In appealing the NLRB ruling, company lawyers attacked the validity of the recess appointments and argued that the board thus lacked a quorum to conduct business at the time they issued their decision in the Noel Canning case.

The Court of Appeals for the District of Columbia Circuit agreed with Noel Canning that the recess appointments were invalid. The appeals court ruled that President Obama could only make recess appointments during the period between the end of one enumerated session of Congress and the beginning of another.

The court rejected the administration’s argument that it could make recess appointments during mid-session breaks whenever the Senate was unavailable to address presidential appointments or other business.

In addition, the court ruled that the president could only use his recess appointments authority to fill vacancies that arose during the formal recess between enumerated sessions of Congress.

Since the NLRB vacancies arose earlier than the formal recess (between the end of the 111th Congress in December 2011 and the beginning of the 112th Congress in January 2012), the recess appointments were unconstitutional, the appeals court ruled.

Lawyers for Noel Canning raised a third issue in their appeal. They argued that the president exceeded his authority by making recess appointments while the Senate was convening every three days in pro-forma sessions. The appeals court did not rule on that question, but the Supreme Court has asked the lawyers to address it.

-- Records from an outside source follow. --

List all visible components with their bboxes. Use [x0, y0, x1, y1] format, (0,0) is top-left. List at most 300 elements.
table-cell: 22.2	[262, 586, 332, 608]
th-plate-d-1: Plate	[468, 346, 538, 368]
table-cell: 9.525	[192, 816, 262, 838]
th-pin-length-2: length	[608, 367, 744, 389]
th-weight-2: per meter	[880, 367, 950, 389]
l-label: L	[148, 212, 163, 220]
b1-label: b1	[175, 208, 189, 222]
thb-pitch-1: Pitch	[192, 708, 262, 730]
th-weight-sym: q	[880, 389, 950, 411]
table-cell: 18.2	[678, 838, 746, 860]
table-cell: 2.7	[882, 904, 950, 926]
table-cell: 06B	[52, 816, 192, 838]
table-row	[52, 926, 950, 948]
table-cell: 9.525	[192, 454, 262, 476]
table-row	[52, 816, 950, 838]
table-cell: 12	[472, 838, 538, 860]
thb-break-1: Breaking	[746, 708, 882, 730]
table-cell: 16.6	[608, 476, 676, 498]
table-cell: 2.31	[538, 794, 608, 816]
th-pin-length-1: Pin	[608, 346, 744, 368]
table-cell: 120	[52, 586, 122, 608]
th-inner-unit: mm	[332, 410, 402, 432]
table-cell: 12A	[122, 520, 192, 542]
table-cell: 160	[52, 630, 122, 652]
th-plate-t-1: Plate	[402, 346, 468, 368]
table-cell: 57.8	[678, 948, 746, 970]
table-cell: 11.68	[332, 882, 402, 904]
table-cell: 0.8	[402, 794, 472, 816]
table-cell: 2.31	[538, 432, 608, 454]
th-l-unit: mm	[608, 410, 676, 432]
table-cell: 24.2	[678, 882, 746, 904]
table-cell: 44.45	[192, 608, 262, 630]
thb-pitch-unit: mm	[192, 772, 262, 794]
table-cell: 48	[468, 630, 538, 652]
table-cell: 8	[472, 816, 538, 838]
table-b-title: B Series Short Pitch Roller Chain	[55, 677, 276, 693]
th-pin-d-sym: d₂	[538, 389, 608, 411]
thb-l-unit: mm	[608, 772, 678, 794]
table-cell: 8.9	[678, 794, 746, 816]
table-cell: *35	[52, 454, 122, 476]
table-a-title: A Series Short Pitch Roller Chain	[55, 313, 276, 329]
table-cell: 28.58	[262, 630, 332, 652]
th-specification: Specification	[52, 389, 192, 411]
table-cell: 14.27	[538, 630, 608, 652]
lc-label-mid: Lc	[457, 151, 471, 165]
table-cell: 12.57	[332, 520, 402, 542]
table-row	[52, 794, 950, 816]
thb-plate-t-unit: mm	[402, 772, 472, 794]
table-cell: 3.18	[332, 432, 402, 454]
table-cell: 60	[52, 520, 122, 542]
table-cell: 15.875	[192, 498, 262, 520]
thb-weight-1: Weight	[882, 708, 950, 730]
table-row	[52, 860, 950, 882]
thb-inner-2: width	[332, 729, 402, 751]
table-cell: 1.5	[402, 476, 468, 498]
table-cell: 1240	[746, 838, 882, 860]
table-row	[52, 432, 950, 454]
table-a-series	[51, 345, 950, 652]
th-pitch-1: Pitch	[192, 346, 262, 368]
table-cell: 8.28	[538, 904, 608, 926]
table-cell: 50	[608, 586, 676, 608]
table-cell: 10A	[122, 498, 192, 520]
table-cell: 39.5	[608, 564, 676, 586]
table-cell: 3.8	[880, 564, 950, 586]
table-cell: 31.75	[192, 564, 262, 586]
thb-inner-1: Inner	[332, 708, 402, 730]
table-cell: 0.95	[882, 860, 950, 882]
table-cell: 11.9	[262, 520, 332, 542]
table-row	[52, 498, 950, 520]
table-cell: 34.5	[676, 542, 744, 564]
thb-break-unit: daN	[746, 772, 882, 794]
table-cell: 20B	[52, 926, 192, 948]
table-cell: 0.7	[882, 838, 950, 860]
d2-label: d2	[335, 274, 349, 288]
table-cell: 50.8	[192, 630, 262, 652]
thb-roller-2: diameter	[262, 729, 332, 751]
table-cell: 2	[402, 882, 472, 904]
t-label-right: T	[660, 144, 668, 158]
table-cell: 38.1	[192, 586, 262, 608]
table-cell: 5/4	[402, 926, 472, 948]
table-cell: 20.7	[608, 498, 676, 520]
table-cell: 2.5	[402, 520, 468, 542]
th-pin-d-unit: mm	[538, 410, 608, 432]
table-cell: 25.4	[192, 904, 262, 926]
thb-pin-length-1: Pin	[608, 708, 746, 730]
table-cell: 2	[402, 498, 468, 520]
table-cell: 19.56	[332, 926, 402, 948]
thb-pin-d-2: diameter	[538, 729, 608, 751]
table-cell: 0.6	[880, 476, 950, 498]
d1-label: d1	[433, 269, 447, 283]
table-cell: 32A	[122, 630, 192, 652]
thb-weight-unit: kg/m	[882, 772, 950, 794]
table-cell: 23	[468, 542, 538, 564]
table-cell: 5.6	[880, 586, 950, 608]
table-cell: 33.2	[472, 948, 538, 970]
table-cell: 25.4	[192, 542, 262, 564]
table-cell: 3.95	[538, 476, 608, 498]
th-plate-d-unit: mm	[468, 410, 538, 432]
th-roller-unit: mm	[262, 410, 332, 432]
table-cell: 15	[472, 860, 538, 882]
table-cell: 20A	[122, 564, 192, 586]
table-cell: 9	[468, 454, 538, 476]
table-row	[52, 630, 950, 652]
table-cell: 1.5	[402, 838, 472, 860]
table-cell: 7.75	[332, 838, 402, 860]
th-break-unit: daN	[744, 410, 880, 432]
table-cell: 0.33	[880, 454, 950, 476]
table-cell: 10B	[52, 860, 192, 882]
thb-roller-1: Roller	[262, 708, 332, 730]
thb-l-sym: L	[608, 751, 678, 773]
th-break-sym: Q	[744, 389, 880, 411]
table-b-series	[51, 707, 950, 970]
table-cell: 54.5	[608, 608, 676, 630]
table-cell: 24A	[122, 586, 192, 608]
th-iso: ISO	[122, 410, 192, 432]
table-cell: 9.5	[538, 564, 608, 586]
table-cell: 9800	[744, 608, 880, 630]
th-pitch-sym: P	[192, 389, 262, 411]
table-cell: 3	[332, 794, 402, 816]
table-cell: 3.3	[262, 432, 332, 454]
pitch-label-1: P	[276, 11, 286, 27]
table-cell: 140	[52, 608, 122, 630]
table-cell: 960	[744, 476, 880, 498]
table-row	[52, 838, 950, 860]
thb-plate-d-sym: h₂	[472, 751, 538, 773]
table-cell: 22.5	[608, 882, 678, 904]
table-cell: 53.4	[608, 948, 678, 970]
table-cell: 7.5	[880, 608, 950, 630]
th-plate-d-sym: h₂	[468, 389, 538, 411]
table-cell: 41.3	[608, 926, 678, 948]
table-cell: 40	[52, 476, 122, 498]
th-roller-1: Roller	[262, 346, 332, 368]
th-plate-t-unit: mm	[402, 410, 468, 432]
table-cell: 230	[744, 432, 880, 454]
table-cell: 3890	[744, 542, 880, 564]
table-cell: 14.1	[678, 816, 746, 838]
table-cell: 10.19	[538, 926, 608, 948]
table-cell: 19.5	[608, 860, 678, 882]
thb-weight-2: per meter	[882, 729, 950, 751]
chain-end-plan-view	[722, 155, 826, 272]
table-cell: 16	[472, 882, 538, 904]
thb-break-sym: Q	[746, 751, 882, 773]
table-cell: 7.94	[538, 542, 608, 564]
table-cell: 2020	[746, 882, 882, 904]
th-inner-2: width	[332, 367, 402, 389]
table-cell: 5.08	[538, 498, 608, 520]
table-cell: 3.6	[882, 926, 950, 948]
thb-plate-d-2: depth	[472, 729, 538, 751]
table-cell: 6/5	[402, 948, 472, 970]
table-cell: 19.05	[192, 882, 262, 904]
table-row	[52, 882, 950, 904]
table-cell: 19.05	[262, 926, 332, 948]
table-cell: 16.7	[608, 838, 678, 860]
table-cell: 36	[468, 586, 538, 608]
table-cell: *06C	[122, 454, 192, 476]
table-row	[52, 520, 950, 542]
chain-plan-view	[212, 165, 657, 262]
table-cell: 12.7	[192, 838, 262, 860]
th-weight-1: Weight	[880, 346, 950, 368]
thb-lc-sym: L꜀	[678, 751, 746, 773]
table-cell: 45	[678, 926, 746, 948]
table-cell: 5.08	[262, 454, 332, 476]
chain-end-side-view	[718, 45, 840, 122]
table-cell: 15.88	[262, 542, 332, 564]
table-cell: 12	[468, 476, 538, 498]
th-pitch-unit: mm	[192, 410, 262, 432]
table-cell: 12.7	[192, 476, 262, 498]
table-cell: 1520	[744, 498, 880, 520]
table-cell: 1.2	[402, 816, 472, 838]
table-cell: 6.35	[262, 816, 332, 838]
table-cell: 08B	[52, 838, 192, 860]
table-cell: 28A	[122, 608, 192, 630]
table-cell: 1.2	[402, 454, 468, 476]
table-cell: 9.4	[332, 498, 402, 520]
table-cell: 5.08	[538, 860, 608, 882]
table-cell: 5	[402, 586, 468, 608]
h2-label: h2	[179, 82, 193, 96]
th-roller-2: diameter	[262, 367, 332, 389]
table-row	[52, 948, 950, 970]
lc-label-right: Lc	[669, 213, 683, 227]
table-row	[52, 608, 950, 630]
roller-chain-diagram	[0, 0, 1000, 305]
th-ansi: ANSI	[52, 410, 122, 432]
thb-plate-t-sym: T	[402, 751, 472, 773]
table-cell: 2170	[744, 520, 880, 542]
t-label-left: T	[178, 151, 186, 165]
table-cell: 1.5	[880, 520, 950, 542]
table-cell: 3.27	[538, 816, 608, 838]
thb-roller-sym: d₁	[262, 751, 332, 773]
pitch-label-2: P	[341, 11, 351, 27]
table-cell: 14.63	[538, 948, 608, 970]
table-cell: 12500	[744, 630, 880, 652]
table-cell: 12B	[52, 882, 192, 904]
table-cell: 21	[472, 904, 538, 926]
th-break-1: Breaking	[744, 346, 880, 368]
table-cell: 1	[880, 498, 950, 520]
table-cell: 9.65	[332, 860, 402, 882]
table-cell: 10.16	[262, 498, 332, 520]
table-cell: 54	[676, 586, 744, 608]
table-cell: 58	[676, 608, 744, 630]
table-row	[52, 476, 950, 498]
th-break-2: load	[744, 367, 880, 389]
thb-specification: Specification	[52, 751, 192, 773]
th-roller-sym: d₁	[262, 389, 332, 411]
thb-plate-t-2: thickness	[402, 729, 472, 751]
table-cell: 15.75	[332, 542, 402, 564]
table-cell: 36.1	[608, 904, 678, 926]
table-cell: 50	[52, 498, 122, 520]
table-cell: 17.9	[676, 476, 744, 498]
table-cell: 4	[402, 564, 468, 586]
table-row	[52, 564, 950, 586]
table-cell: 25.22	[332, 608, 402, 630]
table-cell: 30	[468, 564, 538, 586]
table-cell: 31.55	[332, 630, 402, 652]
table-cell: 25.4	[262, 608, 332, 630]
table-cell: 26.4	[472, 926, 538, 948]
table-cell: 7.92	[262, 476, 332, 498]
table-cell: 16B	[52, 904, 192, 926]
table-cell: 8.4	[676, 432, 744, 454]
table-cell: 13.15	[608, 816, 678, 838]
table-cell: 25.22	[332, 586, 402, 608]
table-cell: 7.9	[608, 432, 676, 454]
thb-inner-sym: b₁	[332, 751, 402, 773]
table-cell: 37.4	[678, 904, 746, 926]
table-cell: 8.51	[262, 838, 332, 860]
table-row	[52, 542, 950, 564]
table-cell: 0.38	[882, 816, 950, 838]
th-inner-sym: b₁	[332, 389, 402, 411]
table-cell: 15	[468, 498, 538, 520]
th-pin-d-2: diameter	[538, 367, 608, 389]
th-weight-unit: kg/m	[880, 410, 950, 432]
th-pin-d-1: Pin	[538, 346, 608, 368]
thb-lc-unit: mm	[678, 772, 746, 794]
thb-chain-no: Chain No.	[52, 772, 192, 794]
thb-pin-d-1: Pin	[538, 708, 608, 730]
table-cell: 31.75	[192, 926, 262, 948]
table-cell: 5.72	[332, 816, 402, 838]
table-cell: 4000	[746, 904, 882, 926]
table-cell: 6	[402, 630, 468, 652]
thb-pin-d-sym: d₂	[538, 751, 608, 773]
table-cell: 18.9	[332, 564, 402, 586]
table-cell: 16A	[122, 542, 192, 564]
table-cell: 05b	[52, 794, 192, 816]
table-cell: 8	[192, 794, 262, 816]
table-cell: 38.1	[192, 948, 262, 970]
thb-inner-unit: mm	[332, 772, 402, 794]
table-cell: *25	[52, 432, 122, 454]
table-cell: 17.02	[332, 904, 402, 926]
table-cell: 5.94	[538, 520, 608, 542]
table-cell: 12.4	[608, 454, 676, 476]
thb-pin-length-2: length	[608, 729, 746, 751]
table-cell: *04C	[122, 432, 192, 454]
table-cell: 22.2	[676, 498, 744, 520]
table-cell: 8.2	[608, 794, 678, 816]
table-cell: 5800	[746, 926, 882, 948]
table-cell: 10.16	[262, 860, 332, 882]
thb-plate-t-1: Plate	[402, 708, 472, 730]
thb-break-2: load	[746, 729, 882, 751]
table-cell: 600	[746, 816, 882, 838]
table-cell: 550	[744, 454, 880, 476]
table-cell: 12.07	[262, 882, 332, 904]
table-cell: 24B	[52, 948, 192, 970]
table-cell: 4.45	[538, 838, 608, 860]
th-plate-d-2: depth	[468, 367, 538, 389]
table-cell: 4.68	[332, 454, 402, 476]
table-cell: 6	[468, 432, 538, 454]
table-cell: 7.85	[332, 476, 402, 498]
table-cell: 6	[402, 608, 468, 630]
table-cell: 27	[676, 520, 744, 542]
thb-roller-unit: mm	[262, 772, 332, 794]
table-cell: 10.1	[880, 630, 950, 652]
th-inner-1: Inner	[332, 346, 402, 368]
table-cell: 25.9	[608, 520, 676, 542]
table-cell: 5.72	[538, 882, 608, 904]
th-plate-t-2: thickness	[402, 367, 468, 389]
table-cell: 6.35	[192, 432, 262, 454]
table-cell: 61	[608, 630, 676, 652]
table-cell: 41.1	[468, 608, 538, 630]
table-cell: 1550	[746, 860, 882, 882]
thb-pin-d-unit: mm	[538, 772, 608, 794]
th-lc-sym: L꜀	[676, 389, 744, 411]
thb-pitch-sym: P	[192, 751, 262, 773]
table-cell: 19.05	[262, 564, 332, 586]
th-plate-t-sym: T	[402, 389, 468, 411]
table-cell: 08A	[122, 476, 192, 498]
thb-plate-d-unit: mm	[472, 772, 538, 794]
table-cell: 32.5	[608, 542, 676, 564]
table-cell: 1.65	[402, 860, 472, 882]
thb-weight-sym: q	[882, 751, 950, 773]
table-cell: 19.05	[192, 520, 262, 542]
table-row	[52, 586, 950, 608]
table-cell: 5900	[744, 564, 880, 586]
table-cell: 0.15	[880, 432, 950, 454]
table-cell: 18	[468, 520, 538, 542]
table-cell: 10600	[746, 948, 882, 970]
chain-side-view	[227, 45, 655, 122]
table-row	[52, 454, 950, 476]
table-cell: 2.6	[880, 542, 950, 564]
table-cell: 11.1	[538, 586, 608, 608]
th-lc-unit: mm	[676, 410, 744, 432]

Verrilli says that the Senate is not permitted to use pro forma sessions to unilaterally hamstring or manipulate the president’s recess appointments authority.

“Whatever leeway the Senate may enjoy when governing its own affairs, it cannot exploit that leeway to limit the President’s constitutional authority,” he wrote.

“The Senate’s choice remains the same it has faced since the earliest days of the Republic: remain in session for the conduct of business or depart for an extended period with the knowledge that the President may temporarily fill vacant offices,” Verrilli said.

Mr. Francisco approaches the issue from a different perspective. It is up to the Senate, not the president, to decide when the Senate is in session.

“Presidents have discretion to decide whether to make recess appointments, and to select whom they appoint. But they may not also determine when that power is available,” Francisco said. “That decision is for the Senate alone.”

The case is National Labor Relations Board v. Noel Canning (12-1281).

A decision is expected by late June.